Lysine farnesylation is indicated by the appearance of characteristic sets of peaks belonging to the farnesyl tail (Fig. 3, upper panel); it is worth noting that, moving farnesylation from the cysteine to the lysine, an expected change in the chemical shift of the newly generated X-CH2 methylene protons (X = S or N), from 3.20 to 3.60 ppm, is observed. All other poly-alkylation products were widely characterized by NMR spectroscopy that further proved the obtainment of the desired compounds (Supplemental Data).

Conclusion

In summary, we reported on the synthesis of peptides reproducing natural sequences from the protein N-Ras C-terminus, provided with different lipidic moieties attached on a cysteine residue.
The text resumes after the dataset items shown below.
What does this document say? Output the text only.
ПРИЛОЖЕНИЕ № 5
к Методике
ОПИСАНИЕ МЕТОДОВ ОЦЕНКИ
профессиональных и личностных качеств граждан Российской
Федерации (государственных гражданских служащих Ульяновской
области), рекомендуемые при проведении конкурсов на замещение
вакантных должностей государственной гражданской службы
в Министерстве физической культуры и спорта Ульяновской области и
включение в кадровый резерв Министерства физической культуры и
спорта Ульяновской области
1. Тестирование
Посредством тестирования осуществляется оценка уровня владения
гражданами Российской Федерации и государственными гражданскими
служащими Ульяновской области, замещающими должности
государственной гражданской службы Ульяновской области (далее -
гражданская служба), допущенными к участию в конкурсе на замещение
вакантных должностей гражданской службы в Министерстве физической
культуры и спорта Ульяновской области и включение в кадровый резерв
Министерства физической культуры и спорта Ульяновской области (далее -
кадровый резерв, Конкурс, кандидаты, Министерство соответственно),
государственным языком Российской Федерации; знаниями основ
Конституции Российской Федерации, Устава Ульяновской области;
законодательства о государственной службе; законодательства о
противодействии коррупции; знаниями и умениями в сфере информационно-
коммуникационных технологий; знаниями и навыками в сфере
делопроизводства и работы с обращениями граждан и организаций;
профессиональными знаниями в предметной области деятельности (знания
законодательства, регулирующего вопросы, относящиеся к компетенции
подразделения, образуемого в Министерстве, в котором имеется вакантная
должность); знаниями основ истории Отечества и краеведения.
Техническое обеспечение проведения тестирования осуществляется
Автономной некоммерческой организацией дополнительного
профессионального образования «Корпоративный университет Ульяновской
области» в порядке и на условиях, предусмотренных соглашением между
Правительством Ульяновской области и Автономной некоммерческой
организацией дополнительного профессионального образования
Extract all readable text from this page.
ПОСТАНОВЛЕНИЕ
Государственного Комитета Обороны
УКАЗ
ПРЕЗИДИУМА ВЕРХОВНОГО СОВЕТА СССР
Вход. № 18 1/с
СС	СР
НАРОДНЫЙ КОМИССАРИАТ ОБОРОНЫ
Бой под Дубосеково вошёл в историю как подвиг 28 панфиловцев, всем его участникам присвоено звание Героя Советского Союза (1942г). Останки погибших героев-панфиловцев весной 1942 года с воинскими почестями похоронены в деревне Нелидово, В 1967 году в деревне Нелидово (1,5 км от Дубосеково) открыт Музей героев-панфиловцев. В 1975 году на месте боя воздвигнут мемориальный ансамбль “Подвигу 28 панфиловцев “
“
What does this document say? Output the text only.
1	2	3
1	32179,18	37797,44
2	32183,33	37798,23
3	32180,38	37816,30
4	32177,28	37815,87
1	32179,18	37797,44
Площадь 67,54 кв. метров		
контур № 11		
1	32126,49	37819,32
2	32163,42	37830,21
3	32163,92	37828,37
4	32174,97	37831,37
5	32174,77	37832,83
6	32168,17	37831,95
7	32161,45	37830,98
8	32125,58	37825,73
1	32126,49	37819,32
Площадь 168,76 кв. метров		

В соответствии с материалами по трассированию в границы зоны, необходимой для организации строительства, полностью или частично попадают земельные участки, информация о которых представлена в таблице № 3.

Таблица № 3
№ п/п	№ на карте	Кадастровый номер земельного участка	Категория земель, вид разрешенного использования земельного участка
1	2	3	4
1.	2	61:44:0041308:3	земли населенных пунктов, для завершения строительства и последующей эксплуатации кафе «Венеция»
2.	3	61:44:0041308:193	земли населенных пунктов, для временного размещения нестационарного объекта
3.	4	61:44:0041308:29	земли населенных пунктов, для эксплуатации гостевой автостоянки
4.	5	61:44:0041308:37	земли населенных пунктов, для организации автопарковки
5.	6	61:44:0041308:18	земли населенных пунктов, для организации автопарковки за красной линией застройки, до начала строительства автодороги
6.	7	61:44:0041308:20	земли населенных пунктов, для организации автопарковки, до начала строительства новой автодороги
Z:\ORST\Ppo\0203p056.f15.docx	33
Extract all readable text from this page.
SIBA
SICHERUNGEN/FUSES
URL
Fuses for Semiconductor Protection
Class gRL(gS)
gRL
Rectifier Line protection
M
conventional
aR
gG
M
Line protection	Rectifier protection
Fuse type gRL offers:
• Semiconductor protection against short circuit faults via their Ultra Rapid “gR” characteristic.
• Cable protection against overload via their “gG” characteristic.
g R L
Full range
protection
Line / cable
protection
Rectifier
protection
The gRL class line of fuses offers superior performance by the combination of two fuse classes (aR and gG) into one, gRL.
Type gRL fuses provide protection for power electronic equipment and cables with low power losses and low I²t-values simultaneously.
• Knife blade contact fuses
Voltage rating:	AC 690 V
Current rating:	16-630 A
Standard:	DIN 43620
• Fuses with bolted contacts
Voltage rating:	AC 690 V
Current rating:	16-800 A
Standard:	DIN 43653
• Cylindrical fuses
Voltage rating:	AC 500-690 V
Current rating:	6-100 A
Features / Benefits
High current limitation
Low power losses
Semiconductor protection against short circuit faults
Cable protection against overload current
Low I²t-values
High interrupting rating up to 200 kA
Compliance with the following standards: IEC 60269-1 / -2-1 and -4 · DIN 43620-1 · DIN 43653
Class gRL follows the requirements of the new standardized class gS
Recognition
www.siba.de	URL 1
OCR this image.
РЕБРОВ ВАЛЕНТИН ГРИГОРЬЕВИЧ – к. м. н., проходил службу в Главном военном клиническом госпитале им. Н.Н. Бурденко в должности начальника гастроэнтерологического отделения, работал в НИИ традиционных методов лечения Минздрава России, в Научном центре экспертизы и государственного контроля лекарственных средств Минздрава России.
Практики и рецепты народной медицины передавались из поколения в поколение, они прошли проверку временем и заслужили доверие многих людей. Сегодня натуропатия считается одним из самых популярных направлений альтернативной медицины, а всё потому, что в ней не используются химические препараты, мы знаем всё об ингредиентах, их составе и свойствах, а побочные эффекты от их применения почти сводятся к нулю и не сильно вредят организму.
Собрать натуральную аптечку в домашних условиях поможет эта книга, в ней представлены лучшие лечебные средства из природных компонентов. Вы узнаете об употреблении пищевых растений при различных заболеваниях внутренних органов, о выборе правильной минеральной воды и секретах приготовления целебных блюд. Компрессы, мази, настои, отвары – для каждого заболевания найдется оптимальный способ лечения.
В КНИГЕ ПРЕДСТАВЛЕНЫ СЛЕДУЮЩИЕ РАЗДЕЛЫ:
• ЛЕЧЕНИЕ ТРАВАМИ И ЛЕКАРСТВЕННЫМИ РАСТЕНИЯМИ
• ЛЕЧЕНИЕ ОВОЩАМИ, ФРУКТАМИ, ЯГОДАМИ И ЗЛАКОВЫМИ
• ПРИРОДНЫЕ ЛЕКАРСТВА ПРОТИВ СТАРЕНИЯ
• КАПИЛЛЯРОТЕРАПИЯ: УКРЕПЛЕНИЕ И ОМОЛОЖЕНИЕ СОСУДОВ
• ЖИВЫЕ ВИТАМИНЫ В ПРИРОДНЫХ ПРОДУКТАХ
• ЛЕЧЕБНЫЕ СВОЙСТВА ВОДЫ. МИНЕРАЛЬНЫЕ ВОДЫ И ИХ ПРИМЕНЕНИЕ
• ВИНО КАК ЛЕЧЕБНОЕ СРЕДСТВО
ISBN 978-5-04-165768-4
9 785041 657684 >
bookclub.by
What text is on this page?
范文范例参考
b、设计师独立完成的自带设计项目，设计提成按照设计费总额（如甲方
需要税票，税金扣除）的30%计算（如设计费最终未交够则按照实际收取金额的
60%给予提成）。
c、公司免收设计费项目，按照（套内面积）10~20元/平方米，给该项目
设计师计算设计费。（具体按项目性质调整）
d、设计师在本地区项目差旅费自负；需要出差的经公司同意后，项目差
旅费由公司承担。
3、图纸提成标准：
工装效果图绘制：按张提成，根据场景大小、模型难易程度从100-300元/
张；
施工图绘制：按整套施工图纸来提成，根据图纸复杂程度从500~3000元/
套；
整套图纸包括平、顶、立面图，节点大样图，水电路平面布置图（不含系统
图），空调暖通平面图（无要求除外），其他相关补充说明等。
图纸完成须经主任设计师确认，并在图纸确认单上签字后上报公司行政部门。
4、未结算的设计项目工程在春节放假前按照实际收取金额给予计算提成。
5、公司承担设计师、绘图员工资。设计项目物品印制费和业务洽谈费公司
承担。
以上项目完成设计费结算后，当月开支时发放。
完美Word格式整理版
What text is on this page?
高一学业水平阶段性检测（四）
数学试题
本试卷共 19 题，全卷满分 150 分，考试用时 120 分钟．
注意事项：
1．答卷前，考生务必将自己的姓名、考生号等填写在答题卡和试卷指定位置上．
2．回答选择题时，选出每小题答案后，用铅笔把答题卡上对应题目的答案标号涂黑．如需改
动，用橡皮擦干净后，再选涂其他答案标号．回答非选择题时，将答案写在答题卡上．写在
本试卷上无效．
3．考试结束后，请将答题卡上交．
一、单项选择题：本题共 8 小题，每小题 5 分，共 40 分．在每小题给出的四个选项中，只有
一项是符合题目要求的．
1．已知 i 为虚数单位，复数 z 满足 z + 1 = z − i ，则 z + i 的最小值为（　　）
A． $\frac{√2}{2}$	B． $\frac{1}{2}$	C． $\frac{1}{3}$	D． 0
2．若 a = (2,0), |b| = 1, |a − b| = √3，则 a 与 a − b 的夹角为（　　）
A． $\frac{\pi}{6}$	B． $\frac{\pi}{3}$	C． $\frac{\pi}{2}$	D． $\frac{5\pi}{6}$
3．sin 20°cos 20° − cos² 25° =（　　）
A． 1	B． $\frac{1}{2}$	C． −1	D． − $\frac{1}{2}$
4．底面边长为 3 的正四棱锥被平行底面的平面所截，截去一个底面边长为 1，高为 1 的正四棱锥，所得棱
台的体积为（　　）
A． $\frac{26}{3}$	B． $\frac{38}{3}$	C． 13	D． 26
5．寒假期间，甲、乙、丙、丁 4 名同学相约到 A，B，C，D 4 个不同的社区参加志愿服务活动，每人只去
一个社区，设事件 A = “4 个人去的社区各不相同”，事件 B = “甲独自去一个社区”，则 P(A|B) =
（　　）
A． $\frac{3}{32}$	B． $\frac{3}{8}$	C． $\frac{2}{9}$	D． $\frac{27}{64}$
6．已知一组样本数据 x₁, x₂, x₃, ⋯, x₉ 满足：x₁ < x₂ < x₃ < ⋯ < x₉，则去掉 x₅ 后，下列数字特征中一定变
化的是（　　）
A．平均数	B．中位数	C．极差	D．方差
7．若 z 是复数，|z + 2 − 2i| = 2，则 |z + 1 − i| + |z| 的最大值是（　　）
The versatility of the method was further proved by introducing two different substituents in a peptide sequence. The relevant aspect of this procedure consists in inserting the two modifications in one-pot synthesis. This result can be considered completely innovative, since, to best of our knowledge, it is not described in the literature any synthetic protocol, which introduces two different substituents, on the same peptide sequence, without requiring purifications after each reaction step.

Taking advantage of the flexibility of the described strategy, in the close future we are planning to synthesize several natural peptides characterized by the presence of either different combinations of lipid patterns, to study the role of Ras lipid anchor in signal transduction pathways, and/or other functionalities, to investigate biophysical and biochemical properties of complex biological systems.